The vote tallies are unofficial, and were updated last on Nov. 7, as per press time on Nov. 11. The deadline to count all votes is Nov. 20, and Mercer County Clerk Paula Sollami-Covello must certify the results to the State of New Jersey by Nov. 23.

Cicalese, who was elected in 2019 to fill out an unexpired term, sought election to a full, three-year term. He has lived in Hightstown since 2016 and works for Conair in East Windsor.

“With the election behind us, I am excited to press on with my work on the council. I will continue to promote increased transparency and share openly our efforts to manage costs, while improving the quality of life and building public trust,” Cicalese said.

Acknowledging the COVID-19 pandemic and the “unprecedented adversity” facing residents and businesses, Cicalese said public health and safety will be a priority while ensuring that Hightstown businesses may continue to thrive and flourish.

“I pledge to promote and support initiatives that will help achieve this goal through coordinated efforts with our boards and committees to connect our local businesses with the resources they need,” Cicalese said.

Fowler, who was making her first run for elected office, said she was honored and thankful to be elected to the Hightstown Borough Council. She has lived in Hightstown for three years, and is the marketing manager for Keep Middlesex Moving.

Fowler plans to focus on the economic development of the business district, including exploring the possibility of creating a Business Improvement District or an Economic Development Commission.

“I will advocate for our small businesses. I am passionate about our downtown. Its success and growth will contribute to the overall attractiveness of our town,” Fowler said, adding that “there is plenty of work to do.”

She said she would also like to enhance communications between the town and its residents.
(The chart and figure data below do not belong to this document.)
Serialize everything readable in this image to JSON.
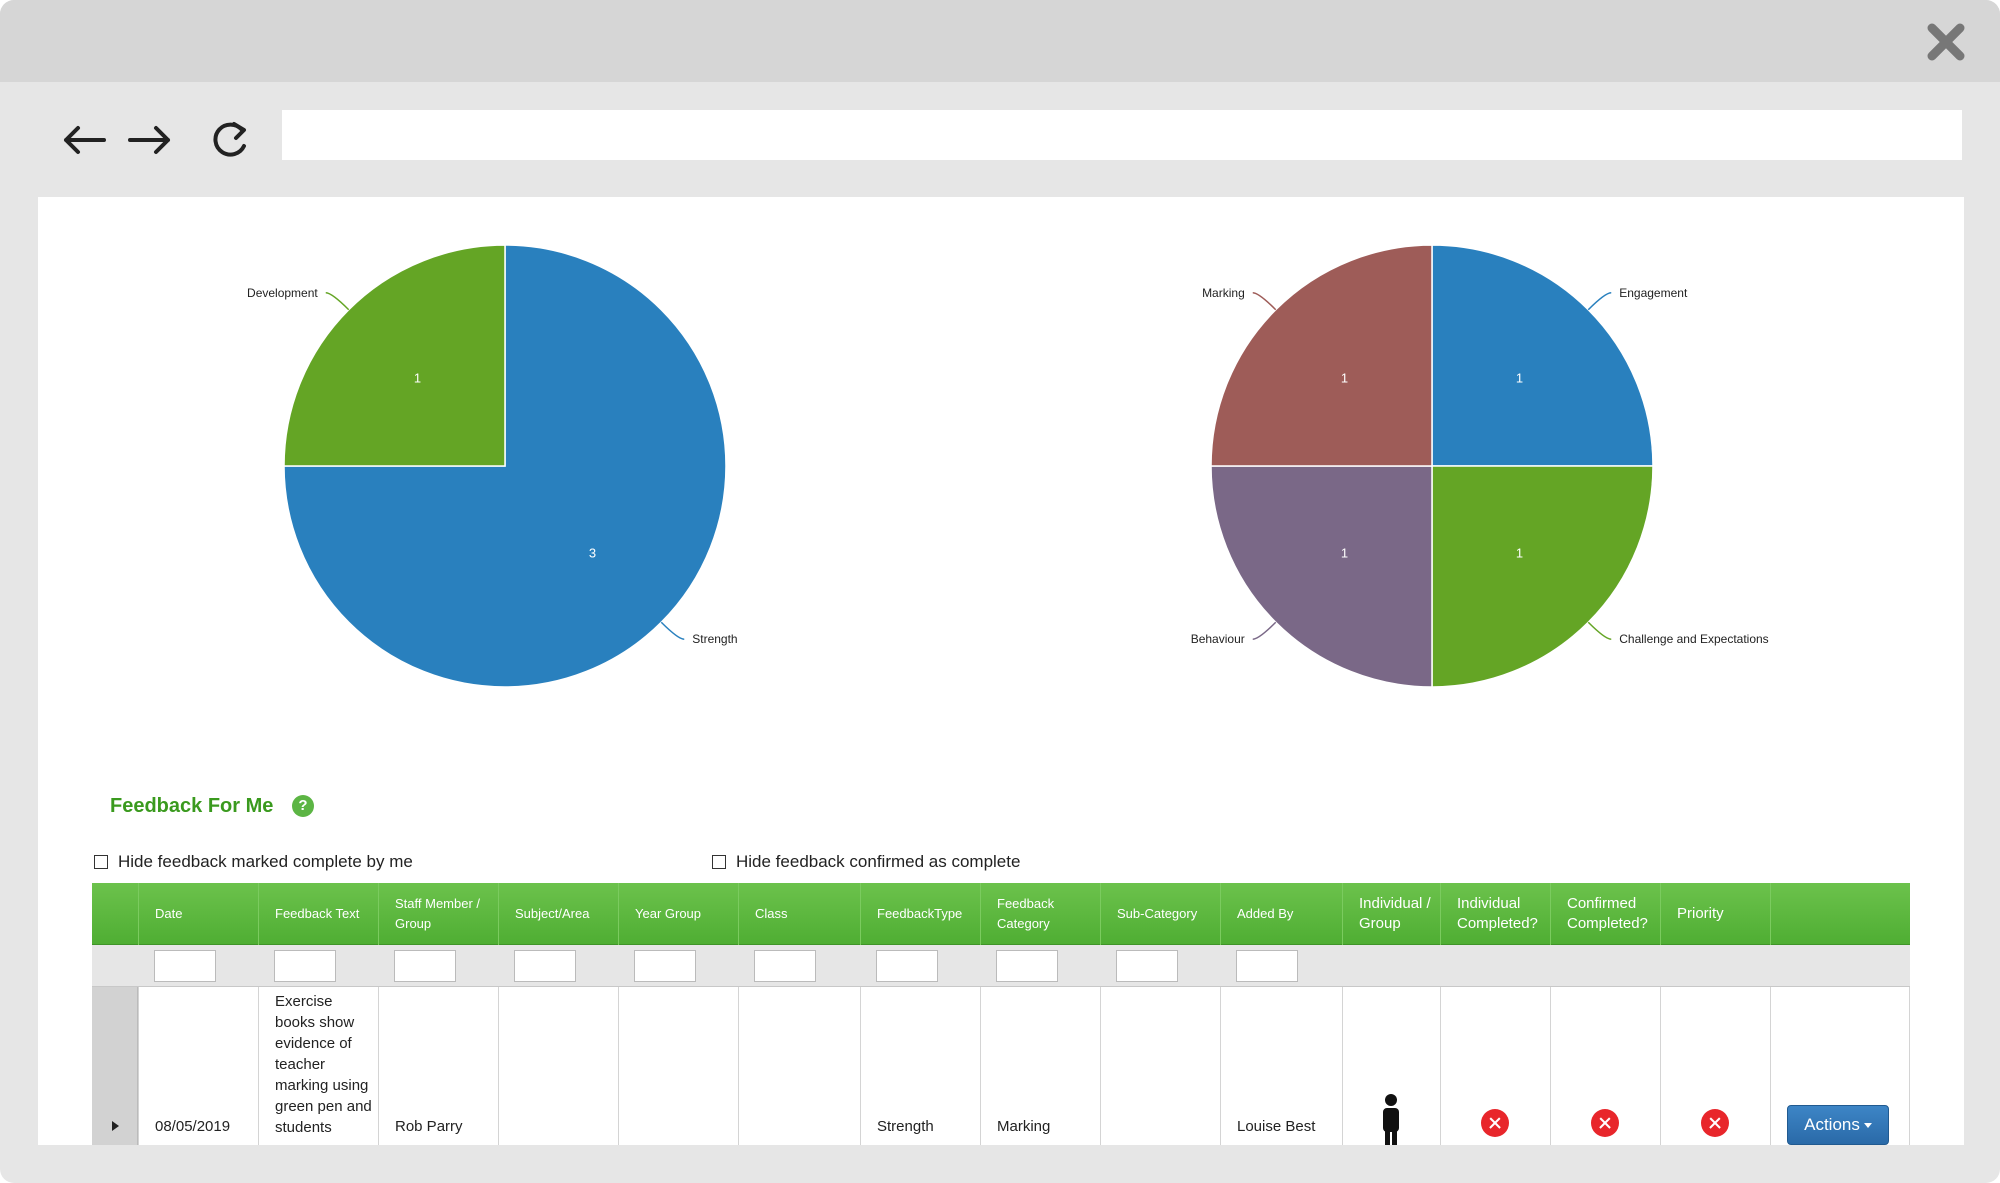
{
  "browser": {
    "address": "",
    "icons": [
      "back-arrow-icon",
      "forward-arrow-icon",
      "refresh-icon",
      "close-icon"
    ]
  },
  "chart_data": [
    {
      "type": "pie",
      "slices": [
        {
          "label": "Strength",
          "value": 3,
          "color": "#2980be"
        },
        {
          "label": "Development",
          "value": 1,
          "color": "#64a525"
        }
      ]
    },
    {
      "type": "pie",
      "slices": [
        {
          "label": "Engagement",
          "value": 1,
          "color": "#2980be"
        },
        {
          "label": "Challenge and Expectations",
          "value": 1,
          "color": "#64a525"
        },
        {
          "label": "Behaviour",
          "value": 1,
          "color": "#7a6887"
        },
        {
          "label": "Marking",
          "value": 1,
          "color": "#9e5c58"
        }
      ]
    }
  ],
  "section": {
    "title": "Feedback For Me",
    "help": "?"
  },
  "filters": {
    "hide_mine": "Hide feedback marked complete by me",
    "hide_confirmed": "Hide feedback confirmed as complete"
  },
  "grid": {
    "headers": [
      "Date",
      "Feedback Text",
      "Staff Member / Group",
      "Subject/Area",
      "Year Group",
      "Class",
      "FeedbackType",
      "Feedback Category",
      "Sub-Category",
      "Added By",
      "Individual / Group",
      "Individual Completed?",
      "Confirmed Completed?",
      "Priority"
    ],
    "row": {
      "date": "08/05/2019",
      "feedback_text": "Exercise books show evidence of teacher marking using green pen and students",
      "staff_member": "Rob Parry",
      "subject": "",
      "year_group": "",
      "class": "",
      "feedback_type": "Strength",
      "feedback_category": "Marking",
      "sub_category": "",
      "added_by": "Louise Best",
      "individual_group": "person-icon",
      "individual_completed": "x-icon",
      "confirmed_completed": "x-icon",
      "priority": "x-icon",
      "actions_label": "Actions"
    }
  },
  "colors": {
    "header_green": "#5cb544",
    "title_green": "#3a9a1e",
    "button_blue": "#2f75b5",
    "status_red": "#e8262b"
  }
}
She would like to explore establishing a digital media footprint that complements the town’s current website and e-newsletter blasts.

At a little over one square mile, “Hightstown Borough may be tiny in size but big in heart,” Fowler said. The town has much going for it – a small downtown and a walkable community, she said.

“Each of the issues I outlined lends to not only the attractiveness of our community, but moves us forward to a more sustainable and desirable destination. It will increase our property values and attract more businesses to open their doors on Main Street,” she said.